Un vero demonio che provoca danni insostenibili.
La maina si pensa sia monogama fino alla morte di uno dei partner e questa assiduità coniugale dà ottimi risultati nel loro ciclo riproduttivo.
Come detto nidifica ovunque sia possibile apportando materiali tra i più diversi per addobbare la nicchia ove depositerà le sue abituali 5 (da 4 a 6) uova di colore blu turchese.
Non ha un periodo specifico per la nidificazione e questa varia da luogo in luogo secondo latitudini, disponibilità di cibo e condizioni climatiche. La cova dura circa 18 giorni principalmente dalla femmina ed i piccoli, che nascono implumi, rimangono nel nido per altre 3 settimane.
Nell’ovest dell’India si conoscono casi di parassitismo nei confronti di questa maina da parte del Koel (Eudynamys scolopacea) un comune cuculide asiatico che depone il suo uovo nel nido di altri uccelli.
Sebbene le popolazioni di questo uccello sono ovunque in notevole incremento, tanto da essere considerata specie invasiva, in alcune aree è al contrario in sensibile diminuzione dovuta al fatto della presenza di altri sturnidi anch’essi introdotti, che prevalgono nella conquista del territorio.
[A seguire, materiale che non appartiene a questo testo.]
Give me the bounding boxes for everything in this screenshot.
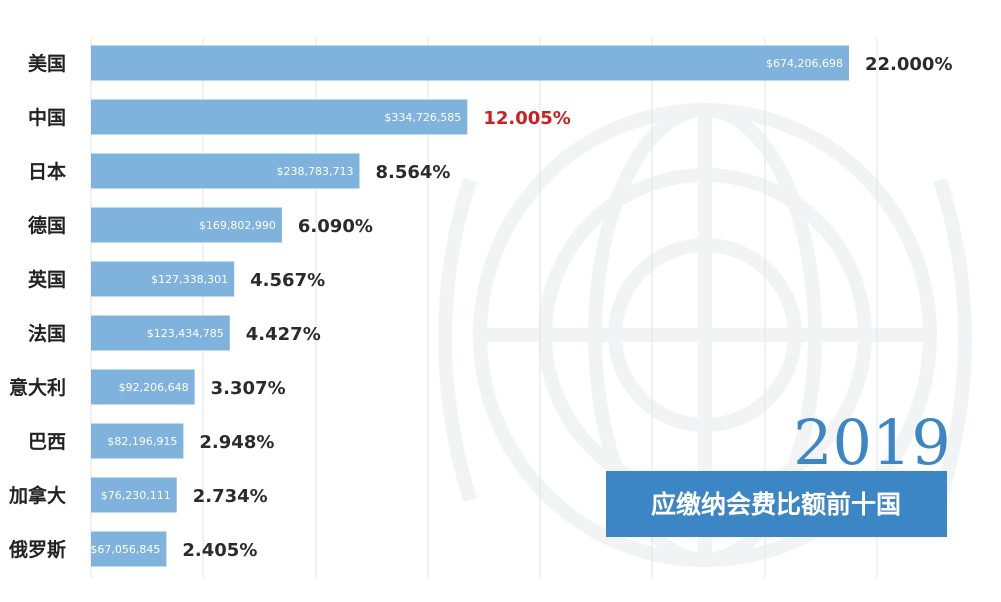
emblem-laurel-left	[438, 177, 477, 503]
percent-label-0: 22.000%	[865, 54, 953, 75]
value-label-5: $123,434,785	[147, 327, 224, 340]
bar-0	[91, 45, 849, 81]
category-label-7: 巴西	[28, 431, 66, 453]
un-emblem-watermark	[438, 103, 972, 567]
bar-5	[91, 315, 230, 351]
emblem-laurel-right	[933, 177, 972, 503]
bar-6	[91, 369, 195, 405]
bar-7	[91, 423, 184, 459]
value-label-2: $238,783,713	[276, 165, 353, 178]
percent-label-7: 2.948%	[199, 432, 274, 453]
bar-2	[91, 153, 360, 189]
bar-9	[91, 531, 167, 567]
percent-label-9: 2.405%	[182, 540, 257, 561]
category-label-3: 德国	[28, 214, 66, 237]
percent-label-6: 3.307%	[211, 378, 286, 399]
bar-3	[91, 207, 282, 243]
category-label-8: 加拿大	[8, 484, 66, 507]
title-banner	[606, 471, 947, 537]
percent-label-2: 8.564%	[375, 162, 450, 183]
value-label-9: $67,056,845	[90, 543, 160, 556]
value-label-7: $82,196,915	[107, 435, 177, 448]
title-banner-text: 应缴纳会费比额前十国	[651, 490, 901, 519]
bar-8	[91, 477, 177, 513]
value-label-0: $674,206,698	[766, 57, 843, 70]
bar-4	[91, 261, 235, 297]
chart-bars	[91, 45, 849, 567]
percent-label-8: 2.734%	[193, 486, 268, 507]
value-label-6: $92,206,648	[119, 381, 189, 394]
category-label-2: 日本	[28, 160, 66, 183]
category-label-5: 法国	[28, 322, 66, 345]
value-label-3: $169,802,990	[199, 219, 276, 232]
value-label-8: $76,230,111	[101, 489, 171, 502]
percent-label-3: 6.090%	[298, 216, 373, 237]
category-label-1: 中国	[28, 106, 66, 129]
category-label-6: 意大利	[9, 376, 66, 399]
percent-label-5: 4.427%	[246, 324, 321, 345]
chart-labels: 美国 $674,206,698 22.000% 中国 $334,726,585 12.00…	[8, 52, 953, 561]
value-label-4: $127,338,301	[151, 273, 228, 286]
category-label-0: 美国	[28, 52, 66, 75]
bar-1	[91, 99, 468, 135]
category-label-4: 英国	[28, 268, 66, 291]
percent-label-1: 12.005%	[483, 108, 571, 129]
category-label-9: 俄罗斯	[8, 538, 66, 561]
value-label-1: $334,726,585	[384, 111, 461, 124]
percent-label-4: 4.567%	[250, 270, 325, 291]
emblem-meridian-ellipse	[588, 103, 822, 567]
year-label: 2019	[793, 406, 951, 479]
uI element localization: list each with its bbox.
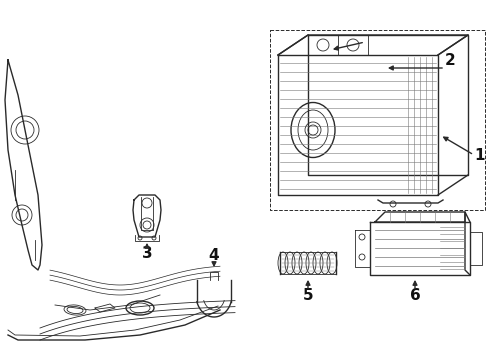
Text: 1: 1 bbox=[475, 148, 485, 162]
Text: 4: 4 bbox=[209, 248, 220, 264]
Text: 2: 2 bbox=[444, 53, 455, 68]
Text: 5: 5 bbox=[303, 288, 313, 302]
Text: 6: 6 bbox=[410, 288, 420, 302]
Text: 3: 3 bbox=[142, 246, 152, 261]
È il caso della Malaysia o di Singapore, dove la Acridotheres tristis è osteggiata dalla presenza della Mynah di Giava (Acridotheres javanicus).
Nell’antica cultura sanscrita questo uccello aveva diverse identificazioni che riflettevano in realtà caratteristiche ben visibili anche oggi. Visto il suo incessante vociare, era considerato l’archetipo di una persona polemica e che aveva tante cose da dire. In effetti ancor oggi per le strade dell’India, il suo verso stridulo è forse l’unico suono che riesce ancora a volte, a prevalere sul fragore assordante della vita quotidiana di questa popolazione.
Sembra infine che la maina indiana sia portatrice di un bacillo di infezioni dannose per altri uccelli ma anche per lo stesso essere umano. In alcune isole del Pacifico dove è stato introdotto hanno rilevato che questo uccello è portatore di pulci e pidocchi.